Мисс Мэсон после этого только стала еще более жаловаться на свою судьбу.
— Довольно того, что страдаешь, — говорила она, — надо еще к тому молчать о своем несчастье и не сметь его высказывать!
— Многие должны также переносить тяжкое горе, не имея возможности говорить о нем, — возразила Элинор тихо. — Я также переносила свое горе о смерти отца в молчании.
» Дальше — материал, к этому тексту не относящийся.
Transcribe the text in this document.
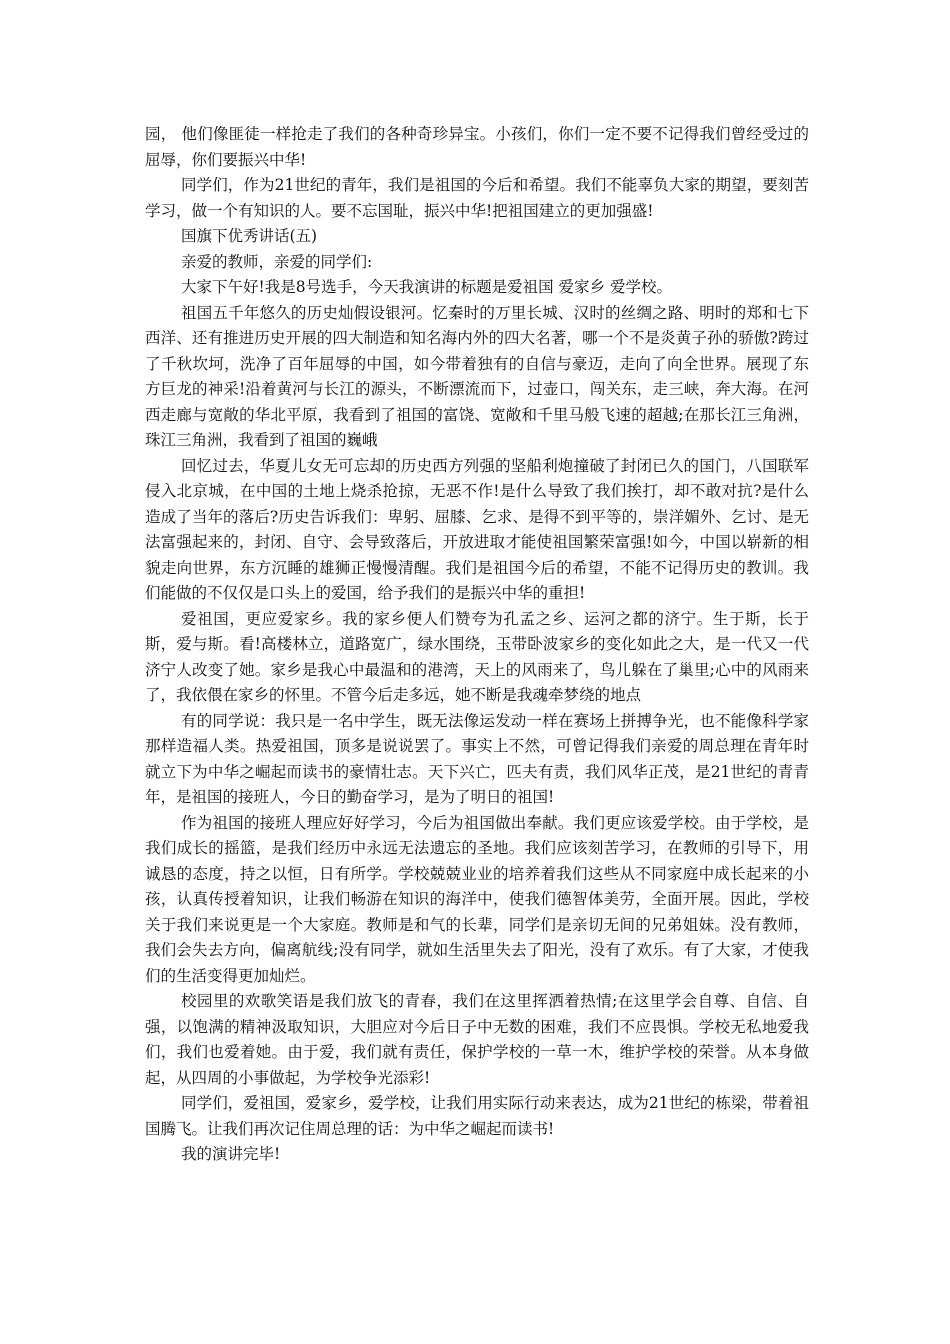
园， 他们像匪徒一样抢走了我们的各种奇珍异宝。小孩们，你们一定不要不记得我们曾经受过的屈辱，你们要振兴中华!

同学们，作为21世纪的青年，我们是祖国的今后和希望。我们不能辜负大家的期望，要刻苦学习，做一个有知识的人。要不忘国耻，振兴中华!把祖国建立的更加强盛!

国旗下优秀讲话(五)

亲爱的教师，亲爱的同学们:

大家下午好!我是8号选手，今天我演讲的标题是爱祖国 爱家乡 爱学校。

祖国五千年悠久的历史灿假设银河。忆秦时的万里长城、汉时的丝绸之路、明时的郑和七下西洋、还有推进历史开展的四大制造和知名海内外的四大名著，哪一个不是炎黄子孙的骄傲?跨过了千秋坎坷，洗净了百年屈辱的中国，如今带着独有的自信与豪迈，走向了向全世界。展现了东方巨龙的神采!沿着黄河与长江的源头，不断漂流而下，过壶口，闯关东，走三峡，奔大海。在河西走廊与宽敞的华北平原，我看到了祖国的富饶、宽敞和千里马般飞速的超越;在那长江三角洲，珠江三角洲，我看到了祖国的巍峨

回忆过去，华夏儿女无可忘却的历史西方列强的坚船利炮撞破了封闭已久的国门，八国联军侵入北京城，在中国的土地上烧杀抢掠，无恶不作!是什么导致了我们挨打，却不敢对抗?是什么造成了当年的落后?历史告诉我们：卑躬、屈膝、乞求、是得不到平等的，崇洋媚外、乞讨、是无法富强起来的，封闭、自守、会导致落后，开放进取才能使祖国繁荣富强!如今，中国以崭新的相貌走向世界，东方沉睡的雄狮正慢慢清醒。我们是祖国今后的希望，不能不记得历史的教训。我们能做的不仅仅是口头上的爱国，给予我们的是振兴中华的重担!

爱祖国，更应爱家乡。我的家乡便人们赞夸为孔孟之乡、运河之都的济宁。生于斯，长于斯，爱与斯。看!高楼林立，道路宽广，绿水围绕，玉带卧波家乡的变化如此之大，是一代又一代济宁人改变了她。家乡是我心中最温和的港湾，天上的风雨来了，鸟儿躲在了巢里;心中的风雨来了，我依偎在家乡的怀里。不管今后走多远，她不断是我魂牵梦绕的地点

有的同学说：我只是一名中学生，既无法像运发动一样在赛场上拼搏争光，也不能像科学家那样造福人类。热爱祖国，顶多是说说罢了。事实上不然，可曾记得我们亲爱的周总理在青年时就立下为中华之崛起而读书的豪情壮志。天下兴亡，匹夫有责，我们风华正茂，是21世纪的青青年，是祖国的接班人，今日的勤奋学习，是为了明日的祖国!

作为祖国的接班人理应好好学习，今后为祖国做出奉献。我们更应该爱学校。由于学校，是我们成长的摇篮，是我们经历中永远无法遗忘的圣地。我们应该刻苦学习，在教师的引导下，用诚恳的态度，持之以恒，日有所学。学校兢兢业业的培养着我们这些从不同家庭中成长起来的小孩，认真传授着知识，让我们畅游在知识的海洋中，使我们德智体美劳，全面开展。因此，学校关于我们来说更是一个大家庭。教师是和气的长辈，同学们是亲切无间的兄弟姐妹。没有教师，我们会失去方向，偏离航线;没有同学，就如生活里失去了阳光，没有了欢乐。有了大家，才使我们的生活变得更加灿烂。

校园里的欢歌笑语是我们放飞的青春，我们在这里挥洒着热情;在这里学会自尊、自信、自强，以饱满的精神汲取知识，大胆应对今后日子中无数的困难，我们不应畏惧。学校无私地爱我们，我们也爱着她。由于爱，我们就有责任，保护学校的一草一木，维护学校的荣誉。从本身做起，从四周的小事做起，为学校争光添彩!

同学们，爱祖国，爱家乡，爱学校，让我们用实际行动来表达，成为21世纪的栋梁，带着祖国腾飞。让我们再次记住周总理的话：为中华之崛起而读书!

我的演讲完毕!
Во время нескольких дней болезни Лоры, мистрис Монктон мало видела своего мужа, только тогда, когда он приходил к дверям осведомляться о состоянии своей питомицы, но даже в тех немногих словах, которыми они обменивались, она могла заметить в нем перемену к себе: он был холоден и удалялся от нее почти во все время ее замужества, теперь же обращение его приняло оттенок ледяной сдержанности человека, убежденного в том, что против него виноваты. Элинор поняла это и была очень огорчена, но ею овладело тяжелое, безнадежное чувство совершенного бессилия с ее стороны изменить положение дела. Она не достигла главной цели своей жизни и начинала думать, что ей назначены в удел одни обманутые надежды. Это чувство совершенно удалило ее от мужа. В полном неведении тех подозрений, которые его терзали, она, конечно, не могла сделать никакой попытки, чтобы вывести его из заблуждения. Невинность женщины и гордость мужчины составляли бездну, через которую никакая сила любви не могла заставить их перешагнуть. Если бы Эли-пор Монктон имела малейшее понятие о причине холодности мужа, лед его сердца растаял бы от нескольких ее слов, но она вовсе не подозревала тайного источника тех горьких потоков, которые унесли все наружные изъявления любви ее мужа, и слова эти оставались невысказанными. Джильберт Монктон, со своей стороны, считал жену если не вероломной, то по крайней мере равнодушной к нему и преклонил голову перед мрачной картиной своей судьбы.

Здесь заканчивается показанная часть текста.